Paniquito no mercado deve passar, mas é lembrete de que dinheiro barato acabará.
ESSE REMELEXO no mercado americano vai espalhar brasa sobre o Brasil? Quem soubesse com certeza tal coisa não contaria a ninguém ficaria rico.
Desde maio de 2013 espera-se que poderia haver algum problema quando o banco central dos EUA (Fed) decidisse elevar a taxa básica de juros para valer, quando a inflação voltasse, com o crescimento maior de economia e salários. Apesar de alarmes anuais, nada acontecera. Mas a era de dinheiro barato no mundo rico vai acabar, seja com um murmúrio ou com uma explosão.
Juros em alta costumam derrubar Bolsas, para começar. Aqui, elevariam juros e dólar, prejudicando nosso minicrescimento. Além do mais, em viradas econômicas ou financeiras, não raro descobre-se que o mercado estava fazendo apostas malucas, o que pode causar desastres históricos, como em 2007-08. Nesse caso, estaríamos estrepados, ainda mais agora, que temos água pelo nariz. Marola nos afoga.

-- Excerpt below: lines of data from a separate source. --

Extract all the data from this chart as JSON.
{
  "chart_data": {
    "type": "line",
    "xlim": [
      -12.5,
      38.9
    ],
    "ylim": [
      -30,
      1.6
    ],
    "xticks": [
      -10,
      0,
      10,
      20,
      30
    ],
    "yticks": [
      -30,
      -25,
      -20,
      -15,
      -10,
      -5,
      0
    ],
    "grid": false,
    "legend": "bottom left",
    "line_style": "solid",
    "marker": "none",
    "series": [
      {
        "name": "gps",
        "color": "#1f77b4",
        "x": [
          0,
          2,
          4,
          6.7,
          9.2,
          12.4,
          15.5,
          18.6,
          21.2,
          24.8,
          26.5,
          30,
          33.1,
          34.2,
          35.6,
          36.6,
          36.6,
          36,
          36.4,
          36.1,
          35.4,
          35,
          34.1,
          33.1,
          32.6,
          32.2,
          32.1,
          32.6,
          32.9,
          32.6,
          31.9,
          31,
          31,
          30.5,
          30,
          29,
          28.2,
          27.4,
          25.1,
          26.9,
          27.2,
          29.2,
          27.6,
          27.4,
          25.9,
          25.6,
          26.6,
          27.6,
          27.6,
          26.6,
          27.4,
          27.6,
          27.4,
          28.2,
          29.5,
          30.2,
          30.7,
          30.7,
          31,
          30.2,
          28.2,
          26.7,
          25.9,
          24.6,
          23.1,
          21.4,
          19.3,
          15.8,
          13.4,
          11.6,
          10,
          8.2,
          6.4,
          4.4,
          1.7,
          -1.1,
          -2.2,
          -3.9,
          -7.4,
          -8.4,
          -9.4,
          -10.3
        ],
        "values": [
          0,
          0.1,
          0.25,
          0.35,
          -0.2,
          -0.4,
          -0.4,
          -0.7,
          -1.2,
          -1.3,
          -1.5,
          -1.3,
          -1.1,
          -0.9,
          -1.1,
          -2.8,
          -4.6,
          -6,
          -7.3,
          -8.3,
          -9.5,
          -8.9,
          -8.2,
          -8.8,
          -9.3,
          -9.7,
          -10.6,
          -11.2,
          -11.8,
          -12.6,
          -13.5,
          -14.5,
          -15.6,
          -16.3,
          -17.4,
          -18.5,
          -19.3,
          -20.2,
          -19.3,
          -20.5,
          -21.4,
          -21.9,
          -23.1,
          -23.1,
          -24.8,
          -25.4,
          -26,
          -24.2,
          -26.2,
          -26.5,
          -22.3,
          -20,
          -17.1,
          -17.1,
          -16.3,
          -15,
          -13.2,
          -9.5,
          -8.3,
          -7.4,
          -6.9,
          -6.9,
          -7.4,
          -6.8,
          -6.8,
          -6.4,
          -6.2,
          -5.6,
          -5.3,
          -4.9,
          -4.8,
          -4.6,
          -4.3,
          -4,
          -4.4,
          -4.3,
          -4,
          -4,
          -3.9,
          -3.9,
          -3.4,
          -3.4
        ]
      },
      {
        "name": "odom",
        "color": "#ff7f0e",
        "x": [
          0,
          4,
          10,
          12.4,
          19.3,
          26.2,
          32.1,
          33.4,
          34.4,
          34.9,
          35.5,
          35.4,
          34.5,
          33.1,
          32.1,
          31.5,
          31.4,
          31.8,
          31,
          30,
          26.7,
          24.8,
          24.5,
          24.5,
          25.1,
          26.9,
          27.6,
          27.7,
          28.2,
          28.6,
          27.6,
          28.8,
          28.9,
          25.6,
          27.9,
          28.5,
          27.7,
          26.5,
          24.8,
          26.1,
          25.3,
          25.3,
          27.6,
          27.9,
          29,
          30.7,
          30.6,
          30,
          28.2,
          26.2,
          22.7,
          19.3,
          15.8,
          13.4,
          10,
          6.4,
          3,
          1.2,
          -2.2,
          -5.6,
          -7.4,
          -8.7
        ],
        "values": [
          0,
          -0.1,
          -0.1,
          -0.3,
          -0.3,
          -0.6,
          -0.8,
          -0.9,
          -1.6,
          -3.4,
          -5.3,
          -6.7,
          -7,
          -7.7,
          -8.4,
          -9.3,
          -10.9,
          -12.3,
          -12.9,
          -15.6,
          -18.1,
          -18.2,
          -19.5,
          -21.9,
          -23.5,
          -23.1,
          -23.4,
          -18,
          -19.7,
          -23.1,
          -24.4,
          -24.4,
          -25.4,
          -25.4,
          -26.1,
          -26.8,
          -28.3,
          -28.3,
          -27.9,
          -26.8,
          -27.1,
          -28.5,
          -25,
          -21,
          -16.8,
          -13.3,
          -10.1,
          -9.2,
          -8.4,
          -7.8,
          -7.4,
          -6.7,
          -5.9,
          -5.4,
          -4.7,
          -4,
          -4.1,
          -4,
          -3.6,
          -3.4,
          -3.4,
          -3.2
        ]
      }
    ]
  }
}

Desde 2013, o Fed eleva os juros devagarinho. Muita gente graúda e entendida diz que o crescimento do mundo rico será baixo por muito tempo, que não haverá inflação relevante e, assim, não haveria alta rápida de juros. Os EUA vão completar uma década com taxa de juros de curto prazo em torno de zero.
Há quem diga, porém, que o país estaria, enfim, crescendo além da conta, com desemprego baixo demais, salários em alta e, de resto, sem a muleta da desinflação mundial propiciada até faz pouco pela China, que despejava produtos cada vez mais baratos no resto do planeta.
O que o Brasil pode fazer? No essencial, o que precisa fazer, com ou sem crise lá fora: conter o endividamento do governo. Com dívida alta e esse crescimento raquítico, uma alta de juros vai nos levar à breca.
A bagunça destes dias piorou porque a variação do preço das ações provocou perdas pesadas em um desses cantos esquisitos do mercado, até sexta-feira (2) muito rentável. Dinheiro posto em exchange traded notes (ETNs) evaporou. Houve turumbamba também em exchange traded funds (ETFs, aplicações que pretendem replicar a variação de preços de um ou mais ativos, como um índice de Bolsa, mas baseadas na posse de parte desses ativos).
As ETNs são títulos de dívida emitidos por bancos, um contrato em que um banco promete pagar a rentabilidade de um índice financeiro qualquer (como a variação de um índice de ações, para dar um exemplo de jardim da infância) e, talvez, também rendimentos atrelados de modo criativo a outro ativo.
No negócio que deu mais prejuízo, o contrato vendido por bancos era atrelado a um índice de volatilidade (variação) do mercado de ações, o VIX, por sua vez baseado na variação do preço das opções de negócios com as ações do índice S&P 500.
Em suma, ganhou-se dinheiro apostando na variação anormalmente baixa do preço das ações. O remelexo desde sexta-feira bastou para levar o VIX ao nível mais alto desde 2015.
Houve perdas totais em vários ETNs. Tentativas de evitar mais danos e riscos e de cobrir buracos levam a compras e vendas desesperadas, com efeitos em cadeia, para resumir história muito enrolada. Mais uma vez, o rabo abanou o cachorro: um canto do mercado balançou o coreto inteiro. Mas esse foi apenas sintoma de mudança maior.